Padahal, Allah ta'ala telah mengingatkan hal ini dalam ayat (yang artinya), “Orang-orang yang beriman dan hati mereka bisa merasa tentram dengan mengingat Allah, ketahuilah bahwa hanya dengan mengingat Allah maka hati akan merasa tentram.” (QS. ar-Ra'd: 28). Ibnul Qayyim rahimahullah menyebutkan bahwa pendapat terpilih mengenai makna 'mengingat Allah' di sini adalah mengingat/merenungi kandungan al-Qur'an. Hal itu disebabkan hati manusia tidak akan bisa merasakan ketentraman kecuali dengan iman dan keyakinan yang tertanam di dalam hatinya.

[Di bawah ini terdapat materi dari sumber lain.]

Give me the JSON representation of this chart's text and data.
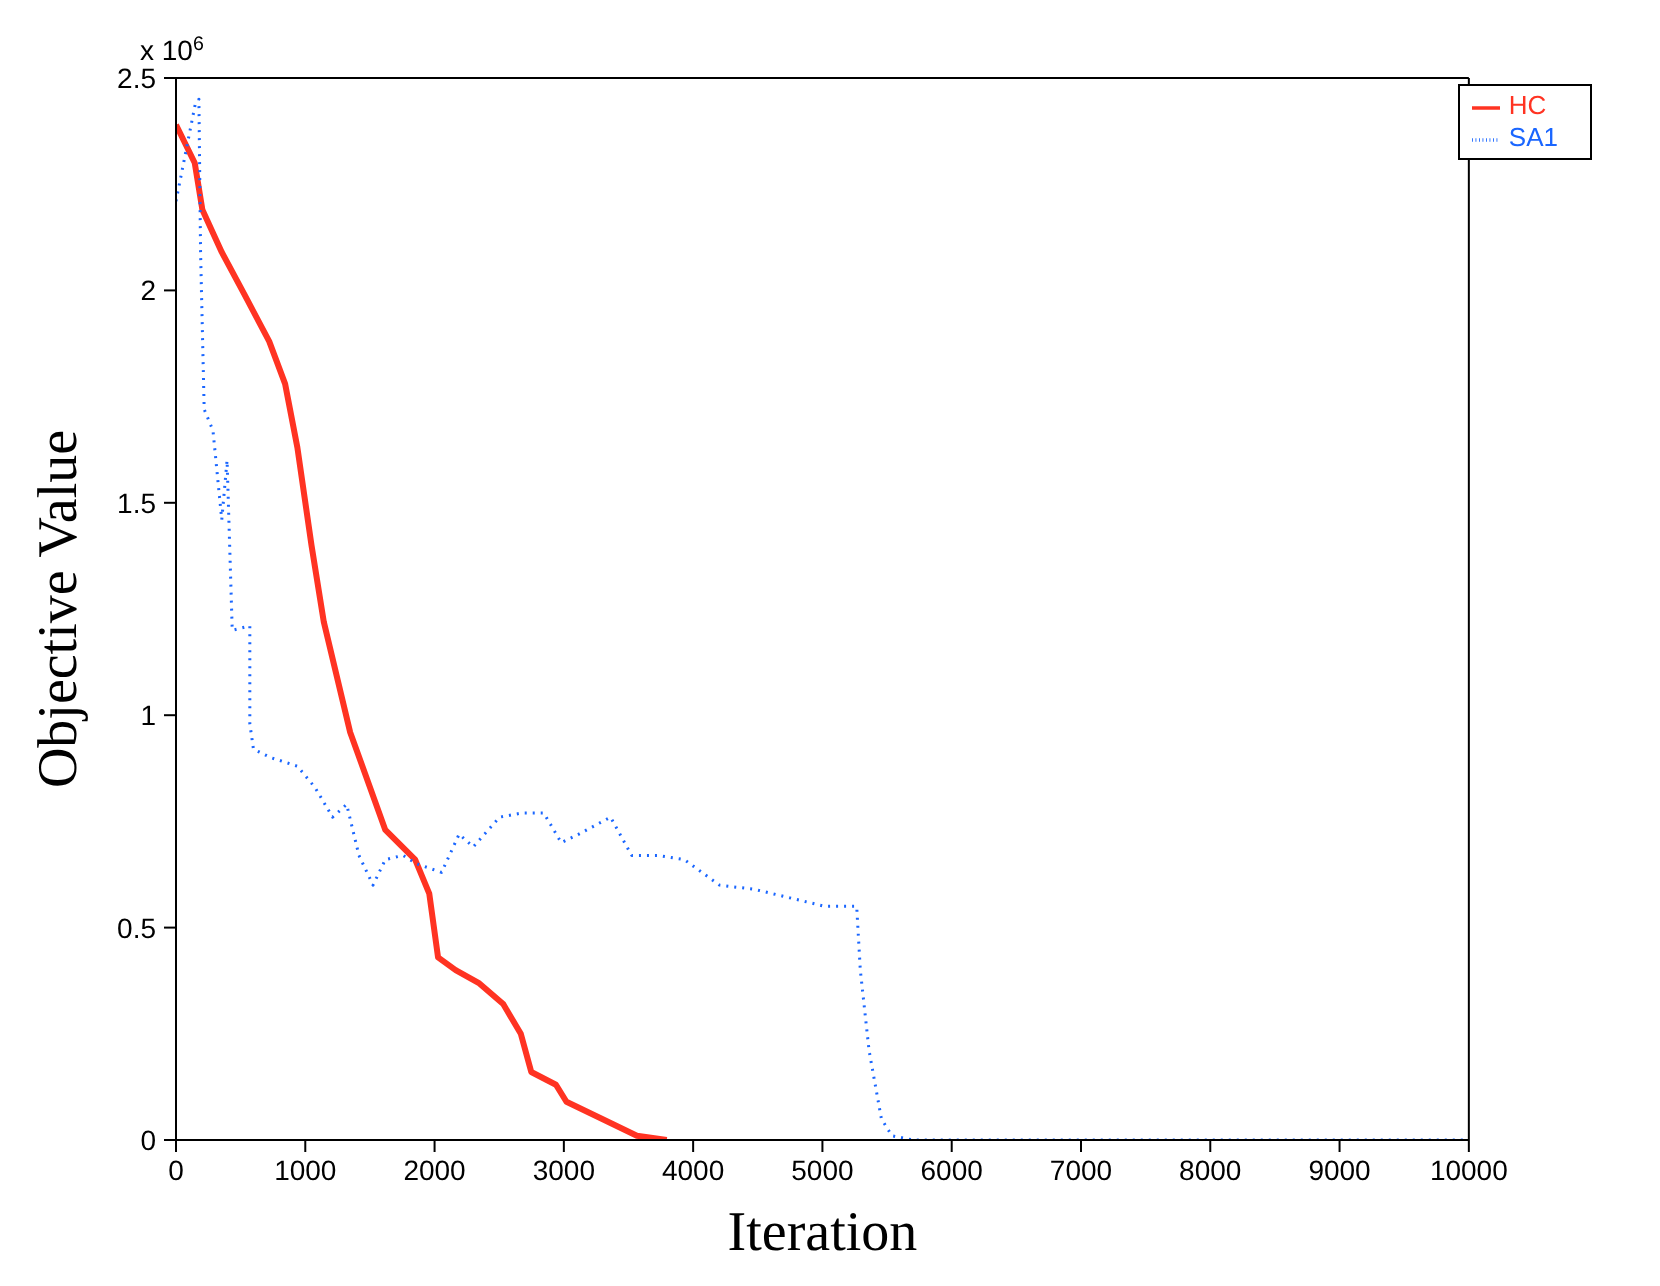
{
  "chart_data": {
    "type": "line",
    "xlabel": "Iteration",
    "ylabel": "Objective Value",
    "annotations": [
      "x 10$^{6}$"
    ],
    "xlim": [
      0,
      10000
    ],
    "xticks": [
      0,
      1000,
      2000,
      3000,
      4000,
      5000,
      6000,
      7000,
      8000,
      9000,
      10000
    ],
    "ylim": [
      0,
      2.5
    ],
    "yticks": [
      0,
      0.5,
      1,
      1.5,
      2,
      2.5
    ],
    "grid": false,
    "legend": "top right",
    "series": [
      {
        "name": "HC",
        "color": "#ff3322",
        "line_style": "solid",
        "x": [
          0,
          145,
          204,
          354,
          530,
          721,
          844,
          939,
          1048,
          1143,
          1347,
          1619,
          1850,
          1959,
          2027,
          2163,
          2340,
          2531,
          2667,
          2748,
          2939,
          3020,
          3293,
          3565,
          3796
        ],
        "values": [
          2.39,
          2.3,
          2.19,
          2.09,
          1.99,
          1.88,
          1.78,
          1.63,
          1.4,
          1.22,
          0.96,
          0.73,
          0.66,
          0.58,
          0.43,
          0.4,
          0.37,
          0.32,
          0.25,
          0.16,
          0.13,
          0.09,
          0.05,
          0.01,
          0
        ]
      },
      {
        "name": "SA1",
        "color": "#1a66ff",
        "line_style": "dotted",
        "x": [
          0,
          150,
          177,
          190,
          218,
          286,
          354,
          395,
          435,
          571,
          571,
          599,
          735,
          939,
          1075,
          1211,
          1320,
          1415,
          1524,
          1619,
          1755,
          1864,
          2054,
          2190,
          2299,
          2503,
          2680,
          2844,
          2980,
          3116,
          3361,
          3524,
          3728,
          3932,
          4204,
          4476,
          4748,
          5020,
          5265,
          5293,
          5361,
          5456,
          5537,
          5701,
          10000
        ],
        "values": [
          2.21,
          2.44,
          2.45,
          2.09,
          1.72,
          1.67,
          1.46,
          1.6,
          1.2,
          1.21,
          0.98,
          0.92,
          0.9,
          0.88,
          0.83,
          0.76,
          0.79,
          0.67,
          0.6,
          0.66,
          0.67,
          0.65,
          0.63,
          0.72,
          0.69,
          0.76,
          0.77,
          0.77,
          0.7,
          0.72,
          0.76,
          0.67,
          0.67,
          0.66,
          0.6,
          0.59,
          0.57,
          0.55,
          0.55,
          0.4,
          0.21,
          0.05,
          0.01,
          0,
          0
        ]
      }
    ]
  }
}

Sementara iman dan keyakinan tidak bisa diperoleh kecuali dengan menyerap bimbingan al-Qur'an (lihat Tafsir al-Qayyim, hal. 324)


Rasulullah shallallahu 'alaihi wa sallam bersabda, “Sungguh, aku mengetahui orang yang paling terakhir keluar dari neraka dan orang yang paling terakhir masuk surga. Dia adalah seorang lelaki yang keluar dari neraka sembari merangkak. Allah tabaraka wa ta'ala berkata kepadanya, 'Pergilah kamu, masuklah ke dalam surga.' Kemudian diapun mendatanginya dan dikhayalkan padanya bahwa surga itu telah penuh. Lalu dia kembali dan berkata, 'Wahai Rabbku, aku dapati surga telah penuh.' Allah tabaraka wa ta'ala berfirman kepadanya, 'Pergilah, masuklah kamu ke surga.'.” Nabi berkata, “Kemudian diapun mendatanginya dan dikhayalkan padanya bahwa surga itu telah penuh. Lalu dia kembali dan berkata, 'Wahai Rabbku, aku dapati surga telah penuh.' Allah tabaraka wa ta'ala berfirman kepadanya, 'Pergilah, masuklah kamu ke surga. Sesungguhnya kamu akan mendapatkan kenikmatan semisal dunia dan sepuluh kali lipat yang sepertinya' atau –Nabi mengatakan-- 'Kamu akan memperoleh sepuluh kali lipat kenikmatan dunia'.” Nabi berkata, “Orang itu pun berkata, 'Apakah Engkau hendak mengejekku, ataukah Engkau hendak menertawakan diriku, sedangkan Engkau adalah Sang Raja?'.” Ibnu Mas'ud berkata, “Sungguh, ketika itu aku melihat Rasulullah shallallahu 'alaihi wa sallam tertawa sampai tampak gigi taringnya.” Periwayat berkata, “Maka orang-orang pun menyebut bahwa dialah sang penghuni surga yang paling rendah kedudukannya.” Dalam riwayat lain disebutkan: Maka Ibnu Mas'ud pun tertawa, lalu berkata, “Apakah kalian tidak bertanya kepadaku mengapa aku tertawa?”. Mereka menjawab, “Mengapa engkau tertawa?”. Beliau menjawab, “Demikian itulah tertawanya Rasulullah shallallahu 'alaihi wa sallam. -Ketika itu- mereka -para sahabat- bertanya, 'Mengapa anda tertawa wahai Rasulullah?'. 'Disebabkan tertawanya Rabbul 'alamin tatkala orang itu berkata, 'Apakah Engkau mengejekku, sedangkan Engkau adalah Rabbul 'alamin?'. Lalu Allah berfirman, 'Aku tidak sedang mengejekmu. Akan tetapi Aku Maha kuasa melakukan segala sesuatu yang Kukehendaki.'.” (HR. Bukhari dan Muslim)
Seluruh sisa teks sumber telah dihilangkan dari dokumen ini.